This cheesy salsa and bean dip is quick, easy, and crowd-pleasing– and there are so many ways to eat it!
This has been my family’s lifesaver recipe for years. We need an emergency supper that everyone likes and that doesn’t require any fancy ingredients? Bring out the dip! It’s perfect for a last minute party dish, too… so if you’ve left your New Year’s planning a bit late, I’ve got you covered!
And it’s versatile! It can be a dip, it can be a burrito filling, it can be loaded onto a plate and eaten like casserole…

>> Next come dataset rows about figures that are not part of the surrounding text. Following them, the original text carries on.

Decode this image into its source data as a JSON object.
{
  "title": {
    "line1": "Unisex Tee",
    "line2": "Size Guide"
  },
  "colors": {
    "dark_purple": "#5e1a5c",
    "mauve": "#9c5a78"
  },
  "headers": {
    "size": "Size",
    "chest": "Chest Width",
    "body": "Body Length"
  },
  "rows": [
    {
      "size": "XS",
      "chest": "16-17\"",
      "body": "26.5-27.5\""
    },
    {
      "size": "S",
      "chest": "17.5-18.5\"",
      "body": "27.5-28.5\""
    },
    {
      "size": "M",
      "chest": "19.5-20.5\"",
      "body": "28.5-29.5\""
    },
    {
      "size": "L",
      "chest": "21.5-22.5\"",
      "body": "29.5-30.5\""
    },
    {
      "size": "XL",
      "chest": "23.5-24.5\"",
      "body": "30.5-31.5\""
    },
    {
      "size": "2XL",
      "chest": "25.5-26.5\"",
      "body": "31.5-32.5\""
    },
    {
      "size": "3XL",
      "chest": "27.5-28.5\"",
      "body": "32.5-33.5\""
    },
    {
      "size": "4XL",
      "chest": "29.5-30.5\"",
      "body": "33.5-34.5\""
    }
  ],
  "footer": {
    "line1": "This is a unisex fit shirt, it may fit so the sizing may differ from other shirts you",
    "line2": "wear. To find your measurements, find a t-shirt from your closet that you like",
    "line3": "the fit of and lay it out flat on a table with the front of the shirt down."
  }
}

It disappears even quicker than it’s made, so make sure you get first dibs. 🙂
- 2 (16 oz.) cans pinto beans
- 1 (1 oz.) packet taco seasoning (or use homemade-- scroll down for my version)
- 1- 1 ¼ cups low-fat sour cream
- 1 (24 oz.) jar salsa
- 2 cups shredded cheddar cheese
- Preheat oven to 350º and grease a 9x13 baking dish with cooking spray
- Drain and rinse beans, then combine with taco seasoning in a food processor until smooth. Spread into the bottom of the dish.
- Spread sour cream evenly over the bean layer.
- Pour the salsa evenly on top of the sour cream.
- Top with cheese and bake for 30 minutes, or until the cheese has melted.